Diferencias entre agitación y excitación psicomotriz

¿Cuántas veces nos hemos encontrado con situaciones críticas en la Guardia del Hospital, que corresponden a pacientes (y familias) de la esfera de la Salud Mental….?

¿Aquellos pacientes que gritan y agreden a quien se les acerque, que requieren la ayuda de varios Enfermeros para contenerle en el cuadro de excitación/agitación psicomotriz, el cual puede darse a partir de varias etiologías…?

Repasando un poco los casos de la experiencia profesional y lo plasmado en la biografía, es necesario detenerse en algunos términos para diferenciarlos con claridad. Como un primer paso para su intervención lo más acertada posible.

La diferencia entre una “agitación psicomotriz” y una “excitación psicomotriz”, radica en la pérdida de la conciencia de realidad. El paciente excitado puede llegar a entender lo que sucede por algunos segundos, hasta obedece a alguna orden simple. Esto está abolido en el paciente agitado, quien no entiende, no escucha y requiere de un accionar más inmediato y eficaz para que su cuadro ceda.

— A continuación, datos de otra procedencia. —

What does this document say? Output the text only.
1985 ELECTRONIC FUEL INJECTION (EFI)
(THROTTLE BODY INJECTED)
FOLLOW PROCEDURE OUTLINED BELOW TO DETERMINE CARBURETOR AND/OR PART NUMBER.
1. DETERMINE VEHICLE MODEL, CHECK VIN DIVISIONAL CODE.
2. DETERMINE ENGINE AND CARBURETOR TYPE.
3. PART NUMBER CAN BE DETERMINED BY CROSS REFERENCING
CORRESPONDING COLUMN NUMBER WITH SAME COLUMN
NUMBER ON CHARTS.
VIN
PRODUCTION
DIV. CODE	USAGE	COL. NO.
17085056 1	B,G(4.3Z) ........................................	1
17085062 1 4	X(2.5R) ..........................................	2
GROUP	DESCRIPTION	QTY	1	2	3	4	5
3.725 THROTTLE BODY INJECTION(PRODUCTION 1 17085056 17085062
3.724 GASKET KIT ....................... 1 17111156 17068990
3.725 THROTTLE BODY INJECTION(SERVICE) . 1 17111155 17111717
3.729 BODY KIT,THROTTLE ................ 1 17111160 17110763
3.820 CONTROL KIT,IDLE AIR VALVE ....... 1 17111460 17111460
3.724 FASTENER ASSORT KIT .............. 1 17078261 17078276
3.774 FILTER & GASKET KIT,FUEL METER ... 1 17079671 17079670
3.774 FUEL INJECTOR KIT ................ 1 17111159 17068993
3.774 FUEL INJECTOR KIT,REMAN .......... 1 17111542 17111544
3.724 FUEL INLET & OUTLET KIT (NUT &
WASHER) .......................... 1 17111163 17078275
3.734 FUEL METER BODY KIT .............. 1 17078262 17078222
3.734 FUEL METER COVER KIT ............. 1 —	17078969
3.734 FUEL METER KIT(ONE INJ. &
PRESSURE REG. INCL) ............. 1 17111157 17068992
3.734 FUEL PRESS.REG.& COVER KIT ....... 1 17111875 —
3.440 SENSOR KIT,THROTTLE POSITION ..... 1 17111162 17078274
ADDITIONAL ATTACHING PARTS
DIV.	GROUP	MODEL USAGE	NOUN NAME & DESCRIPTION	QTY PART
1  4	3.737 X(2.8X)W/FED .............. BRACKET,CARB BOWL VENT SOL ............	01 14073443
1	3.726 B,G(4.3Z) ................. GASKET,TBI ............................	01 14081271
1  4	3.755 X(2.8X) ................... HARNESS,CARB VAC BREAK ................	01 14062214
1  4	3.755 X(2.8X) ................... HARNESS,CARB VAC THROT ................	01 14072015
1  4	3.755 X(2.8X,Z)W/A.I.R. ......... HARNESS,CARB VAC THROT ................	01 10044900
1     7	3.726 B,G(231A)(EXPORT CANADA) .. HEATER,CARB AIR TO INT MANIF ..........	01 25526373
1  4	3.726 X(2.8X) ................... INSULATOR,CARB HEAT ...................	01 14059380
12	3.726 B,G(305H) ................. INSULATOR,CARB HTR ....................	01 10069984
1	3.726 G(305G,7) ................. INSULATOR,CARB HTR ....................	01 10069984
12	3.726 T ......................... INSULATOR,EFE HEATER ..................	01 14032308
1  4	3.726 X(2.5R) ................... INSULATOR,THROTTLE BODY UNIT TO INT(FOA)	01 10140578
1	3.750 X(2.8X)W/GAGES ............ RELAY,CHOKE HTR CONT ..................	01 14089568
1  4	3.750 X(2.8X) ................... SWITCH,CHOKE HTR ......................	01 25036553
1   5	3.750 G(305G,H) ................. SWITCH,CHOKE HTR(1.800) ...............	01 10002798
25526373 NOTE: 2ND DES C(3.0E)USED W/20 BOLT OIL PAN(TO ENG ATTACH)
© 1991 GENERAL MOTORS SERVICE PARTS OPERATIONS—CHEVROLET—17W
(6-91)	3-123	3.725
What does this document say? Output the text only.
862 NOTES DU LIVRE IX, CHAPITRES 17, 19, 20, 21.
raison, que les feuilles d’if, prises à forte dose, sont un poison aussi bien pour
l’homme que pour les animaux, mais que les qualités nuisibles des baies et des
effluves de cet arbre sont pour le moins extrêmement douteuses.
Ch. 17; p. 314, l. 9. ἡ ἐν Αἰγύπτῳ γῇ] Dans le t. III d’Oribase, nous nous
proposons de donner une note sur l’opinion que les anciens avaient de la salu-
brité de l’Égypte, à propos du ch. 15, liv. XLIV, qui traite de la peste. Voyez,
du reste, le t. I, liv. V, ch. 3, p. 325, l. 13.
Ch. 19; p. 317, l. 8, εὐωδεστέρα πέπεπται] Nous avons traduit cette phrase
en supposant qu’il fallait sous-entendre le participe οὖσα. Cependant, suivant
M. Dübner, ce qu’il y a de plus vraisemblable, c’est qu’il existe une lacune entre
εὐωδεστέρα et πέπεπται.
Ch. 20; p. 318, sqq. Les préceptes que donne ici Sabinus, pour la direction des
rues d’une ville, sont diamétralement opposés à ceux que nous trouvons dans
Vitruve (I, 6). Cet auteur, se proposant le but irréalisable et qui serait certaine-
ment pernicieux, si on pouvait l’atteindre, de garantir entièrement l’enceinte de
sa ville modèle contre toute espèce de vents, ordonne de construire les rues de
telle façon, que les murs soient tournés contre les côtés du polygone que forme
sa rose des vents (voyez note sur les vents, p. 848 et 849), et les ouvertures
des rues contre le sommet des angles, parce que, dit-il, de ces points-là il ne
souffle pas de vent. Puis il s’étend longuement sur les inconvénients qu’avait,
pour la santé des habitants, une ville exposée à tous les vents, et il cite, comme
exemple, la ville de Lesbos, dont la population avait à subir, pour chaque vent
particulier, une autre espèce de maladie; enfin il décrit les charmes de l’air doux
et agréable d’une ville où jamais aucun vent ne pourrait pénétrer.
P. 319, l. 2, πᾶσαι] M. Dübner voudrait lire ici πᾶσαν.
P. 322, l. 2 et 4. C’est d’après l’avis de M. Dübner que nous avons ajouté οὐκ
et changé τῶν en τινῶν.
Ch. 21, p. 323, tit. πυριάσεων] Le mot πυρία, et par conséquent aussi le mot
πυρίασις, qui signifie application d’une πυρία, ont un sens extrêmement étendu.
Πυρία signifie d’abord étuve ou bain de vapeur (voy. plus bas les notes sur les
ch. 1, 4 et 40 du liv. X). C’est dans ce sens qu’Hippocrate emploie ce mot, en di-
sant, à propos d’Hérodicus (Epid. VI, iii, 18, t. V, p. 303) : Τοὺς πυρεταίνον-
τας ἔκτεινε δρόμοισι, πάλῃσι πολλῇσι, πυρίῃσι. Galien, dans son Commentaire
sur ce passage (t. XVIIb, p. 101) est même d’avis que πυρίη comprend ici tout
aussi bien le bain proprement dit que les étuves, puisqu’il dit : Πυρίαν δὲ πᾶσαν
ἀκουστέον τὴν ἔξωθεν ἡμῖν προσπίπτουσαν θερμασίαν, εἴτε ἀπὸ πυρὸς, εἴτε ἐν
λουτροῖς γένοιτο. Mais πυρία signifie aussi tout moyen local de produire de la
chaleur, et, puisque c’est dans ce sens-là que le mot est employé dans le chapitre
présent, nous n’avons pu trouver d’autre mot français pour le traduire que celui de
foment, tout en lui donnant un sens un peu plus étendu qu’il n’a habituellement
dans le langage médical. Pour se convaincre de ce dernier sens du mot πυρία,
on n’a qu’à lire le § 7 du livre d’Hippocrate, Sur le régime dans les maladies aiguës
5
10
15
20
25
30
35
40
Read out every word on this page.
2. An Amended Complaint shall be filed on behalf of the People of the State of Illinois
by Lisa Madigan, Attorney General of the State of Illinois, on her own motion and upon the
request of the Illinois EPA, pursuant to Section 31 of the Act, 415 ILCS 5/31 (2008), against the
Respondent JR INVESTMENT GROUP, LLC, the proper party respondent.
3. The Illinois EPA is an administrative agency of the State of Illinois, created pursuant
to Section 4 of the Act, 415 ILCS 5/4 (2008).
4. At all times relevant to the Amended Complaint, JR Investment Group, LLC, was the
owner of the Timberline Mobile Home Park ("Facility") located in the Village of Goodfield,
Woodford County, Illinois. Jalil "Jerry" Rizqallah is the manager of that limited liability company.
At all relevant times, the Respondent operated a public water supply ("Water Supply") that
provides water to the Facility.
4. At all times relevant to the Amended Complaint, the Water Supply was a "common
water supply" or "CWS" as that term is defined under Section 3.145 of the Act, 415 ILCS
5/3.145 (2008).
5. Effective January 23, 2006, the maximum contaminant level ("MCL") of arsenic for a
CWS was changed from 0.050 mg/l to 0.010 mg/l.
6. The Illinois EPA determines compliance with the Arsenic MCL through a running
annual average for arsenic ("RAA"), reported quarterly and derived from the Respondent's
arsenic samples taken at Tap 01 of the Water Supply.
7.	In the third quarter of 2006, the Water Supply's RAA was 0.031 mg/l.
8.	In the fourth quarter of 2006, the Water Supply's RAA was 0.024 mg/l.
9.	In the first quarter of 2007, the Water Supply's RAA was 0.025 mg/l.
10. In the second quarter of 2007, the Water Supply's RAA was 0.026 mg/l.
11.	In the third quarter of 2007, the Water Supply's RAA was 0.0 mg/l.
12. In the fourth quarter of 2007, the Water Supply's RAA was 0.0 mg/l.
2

Ambos cuadros requieren de la intervención conjunta del Médico con el Enfermero, priorizando las siguientes consignas sugeridas:

  • Ubicar al paciente en el sector más tranquilo posible, retirando todo exceso sonoro, visual u odorífero, teniendo en cuenta la hipersensibilidad en la cual se encuentra.
  • Actuar rápidamente y con el personal que se requiera. Evitar la “sobrecarga” de personas en el sitio, especialmente de familiares que obstaculicen los procedimientos.
  • De ser necesario, contener y sujetar al paciente para evitar que se agreda a sí mismo o a otras personas.
  • Realizar las indicaciones farmacológicas prescriptas con el protocolo propio de cada Institución.
  • Derivar al centro asistencial con la complejidad requerida.

Lejos de violentar la integridad emocional y moral de un paciente agitado/excitado, el propósito de aislarle y contenerle (y en ocasiones fijarle), brinda una reducción de las posibilidades de auto/heteroagresión, muchas veces con consecuencias irreversibles, que podrían haberse evitado.

Dr. Francisco Costas | Médico Psiquiatra.